There is something to be said for not re-visiting your heroes. Lord knows what a crushing disappointment it can be. Such as seeing Country Joe and the Fish, 30 years after their heyday, or Motorhead, also way past their creative and youthful prime, just two examples of bands who, while still cutting it on the live stage, just don't have any decent new ammunition in the barrel.

However, Belly were around for such a short spell (just three years and two albums) that it felt like they went out when they were still very strong and with much to give. Still a young 50-ish proposition, Belly proved with Dove that yes, they are creatively strong again, have plenty left in the tank, and are enjoying what they do. Tonight proved the same, hogging the whole night – playing two extended sets, no supports – and commenting excitingly to the packed audience, as so many Concorde 2 visiting artists do, about playing by the seaside.

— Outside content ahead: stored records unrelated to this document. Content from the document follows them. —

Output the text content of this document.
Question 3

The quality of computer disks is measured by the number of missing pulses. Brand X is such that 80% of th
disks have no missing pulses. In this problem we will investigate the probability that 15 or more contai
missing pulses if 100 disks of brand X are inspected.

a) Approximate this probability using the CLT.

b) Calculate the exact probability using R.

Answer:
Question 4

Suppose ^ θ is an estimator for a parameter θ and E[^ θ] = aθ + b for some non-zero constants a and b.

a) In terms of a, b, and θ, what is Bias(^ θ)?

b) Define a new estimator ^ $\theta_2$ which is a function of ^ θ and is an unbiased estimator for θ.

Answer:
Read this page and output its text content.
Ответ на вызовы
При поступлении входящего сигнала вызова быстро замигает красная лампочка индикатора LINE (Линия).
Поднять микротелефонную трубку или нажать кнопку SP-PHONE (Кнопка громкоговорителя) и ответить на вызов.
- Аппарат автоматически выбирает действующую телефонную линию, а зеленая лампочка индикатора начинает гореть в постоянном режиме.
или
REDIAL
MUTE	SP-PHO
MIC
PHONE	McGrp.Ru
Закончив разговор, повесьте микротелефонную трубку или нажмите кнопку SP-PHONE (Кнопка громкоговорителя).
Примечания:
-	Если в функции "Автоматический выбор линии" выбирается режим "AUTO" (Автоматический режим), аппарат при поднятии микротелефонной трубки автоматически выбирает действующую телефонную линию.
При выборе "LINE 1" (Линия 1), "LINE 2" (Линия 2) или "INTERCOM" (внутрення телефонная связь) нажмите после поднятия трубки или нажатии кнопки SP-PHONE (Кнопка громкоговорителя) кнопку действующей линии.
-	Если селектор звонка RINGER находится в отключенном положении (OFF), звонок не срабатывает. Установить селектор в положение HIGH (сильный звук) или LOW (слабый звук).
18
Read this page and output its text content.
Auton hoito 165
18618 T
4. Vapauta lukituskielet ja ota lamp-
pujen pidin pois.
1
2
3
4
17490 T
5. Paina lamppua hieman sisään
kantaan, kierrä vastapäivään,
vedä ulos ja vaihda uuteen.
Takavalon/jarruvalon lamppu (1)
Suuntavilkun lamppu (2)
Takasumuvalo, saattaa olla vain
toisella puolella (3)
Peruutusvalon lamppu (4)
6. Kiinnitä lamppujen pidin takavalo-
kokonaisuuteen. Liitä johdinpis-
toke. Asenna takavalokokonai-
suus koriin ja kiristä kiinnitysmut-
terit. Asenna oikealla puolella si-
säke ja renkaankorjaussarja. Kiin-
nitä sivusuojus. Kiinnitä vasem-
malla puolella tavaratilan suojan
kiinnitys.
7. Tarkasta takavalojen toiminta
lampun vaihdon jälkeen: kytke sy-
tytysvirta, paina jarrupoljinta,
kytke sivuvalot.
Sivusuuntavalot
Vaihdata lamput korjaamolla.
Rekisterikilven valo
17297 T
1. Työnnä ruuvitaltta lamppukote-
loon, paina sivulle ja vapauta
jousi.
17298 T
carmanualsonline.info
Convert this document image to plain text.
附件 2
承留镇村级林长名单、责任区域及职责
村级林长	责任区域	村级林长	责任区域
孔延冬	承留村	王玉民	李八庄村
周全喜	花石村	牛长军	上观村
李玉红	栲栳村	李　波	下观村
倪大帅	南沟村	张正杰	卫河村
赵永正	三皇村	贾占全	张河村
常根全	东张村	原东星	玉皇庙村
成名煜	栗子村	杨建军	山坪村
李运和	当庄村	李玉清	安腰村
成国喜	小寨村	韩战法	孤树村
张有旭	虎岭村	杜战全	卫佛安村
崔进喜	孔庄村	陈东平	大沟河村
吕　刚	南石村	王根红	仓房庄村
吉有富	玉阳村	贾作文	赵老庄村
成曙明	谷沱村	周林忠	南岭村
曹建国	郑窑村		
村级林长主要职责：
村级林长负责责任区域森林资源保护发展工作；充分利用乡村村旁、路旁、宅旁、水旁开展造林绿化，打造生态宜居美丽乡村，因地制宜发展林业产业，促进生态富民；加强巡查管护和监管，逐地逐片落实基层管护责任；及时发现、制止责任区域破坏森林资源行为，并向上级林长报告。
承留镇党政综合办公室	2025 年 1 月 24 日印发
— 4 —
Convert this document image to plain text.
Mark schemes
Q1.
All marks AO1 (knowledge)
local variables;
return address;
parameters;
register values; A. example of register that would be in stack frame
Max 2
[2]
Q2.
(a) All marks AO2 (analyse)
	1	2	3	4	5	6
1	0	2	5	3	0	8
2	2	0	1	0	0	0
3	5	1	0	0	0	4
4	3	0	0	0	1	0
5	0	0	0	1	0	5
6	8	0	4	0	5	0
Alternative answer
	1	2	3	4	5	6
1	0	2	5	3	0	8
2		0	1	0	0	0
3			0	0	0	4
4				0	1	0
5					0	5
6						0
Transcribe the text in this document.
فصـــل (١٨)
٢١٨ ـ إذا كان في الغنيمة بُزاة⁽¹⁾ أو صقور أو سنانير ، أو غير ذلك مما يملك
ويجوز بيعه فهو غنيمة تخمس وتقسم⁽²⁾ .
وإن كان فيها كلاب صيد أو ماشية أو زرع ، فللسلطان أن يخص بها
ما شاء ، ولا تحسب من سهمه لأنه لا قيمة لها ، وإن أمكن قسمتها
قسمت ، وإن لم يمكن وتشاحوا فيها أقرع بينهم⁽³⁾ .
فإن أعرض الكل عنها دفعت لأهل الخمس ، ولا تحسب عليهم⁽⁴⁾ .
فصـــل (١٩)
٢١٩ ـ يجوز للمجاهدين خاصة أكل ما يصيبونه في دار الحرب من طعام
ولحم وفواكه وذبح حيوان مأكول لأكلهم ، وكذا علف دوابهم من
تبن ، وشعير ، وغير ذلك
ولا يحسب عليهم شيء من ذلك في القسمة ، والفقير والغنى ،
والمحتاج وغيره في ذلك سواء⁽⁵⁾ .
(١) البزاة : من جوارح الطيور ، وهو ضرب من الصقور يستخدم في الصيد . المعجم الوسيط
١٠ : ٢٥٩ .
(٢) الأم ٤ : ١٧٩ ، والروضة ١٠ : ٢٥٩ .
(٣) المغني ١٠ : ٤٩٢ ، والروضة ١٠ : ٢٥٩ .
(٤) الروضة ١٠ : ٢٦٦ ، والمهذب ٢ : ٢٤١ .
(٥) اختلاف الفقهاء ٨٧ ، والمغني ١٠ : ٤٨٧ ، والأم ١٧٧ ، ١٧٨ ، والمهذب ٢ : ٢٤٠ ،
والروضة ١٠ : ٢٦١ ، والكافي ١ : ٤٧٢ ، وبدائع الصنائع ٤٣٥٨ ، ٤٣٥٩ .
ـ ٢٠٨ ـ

Digging into their 90s back catalogue as well as healthy servings of newer material, Belly were always on the rockier side of indie. With the super-toned muscularity of long-time bassist and co-songwriter Gail Greenwood still indulging in quasi-clique bass poses, Belly veer close to glam rock at times.

Yet, they are far too sophisticated for that, their batch of idiosyncratic songs are intricately wedded to the likes of the aforementioned Throwing Muses, but no one else. That is perhaps why there is a good deal of love here for them today, with Sleeper’s Louise Wener in the audience, a similar band who had a short 90s heyday and have recently reformed and are about to embark on a new album, also their first for 20-plus years.

All the obvious favourites from their first two albums are here; the infectious pop bounce of ‘Gepetto’ and ‘Seal My Fate’, the weird and surreal lyricism at the heart of the charging ‘Slow Dog’, minor indie classic ‘Feed the Tree’, and the punk vibes of ‘Super-Connected’, as well as lesser known numbers such as the dark vibe of ‘Low Red Moon’, and ‘The Bees’. The tracks played from Dove are invariably up to that standard, which has made the Belly reformation more of a celebration of the great Boston/East Coast scenes of the late 80s and early 90s in particular, and which resonate deeply to this day.

There's the heavy bass rhythm of ‘Faceless’, the epic country-tinged ‘Human Child’, the mildly rocking ‘Stars Align’, and the languidly chopping indie grooves of ‘Shiny One’, where Donnelly’s voice is eerily reminiscent of former bandmate Kristin Hersh. The melodies, the energy, and the passion are all there, Donnelly's powerful voice providing the basis for a remarkable night, from a remarkable band, more than just a footnote in the history of pre-Britpop.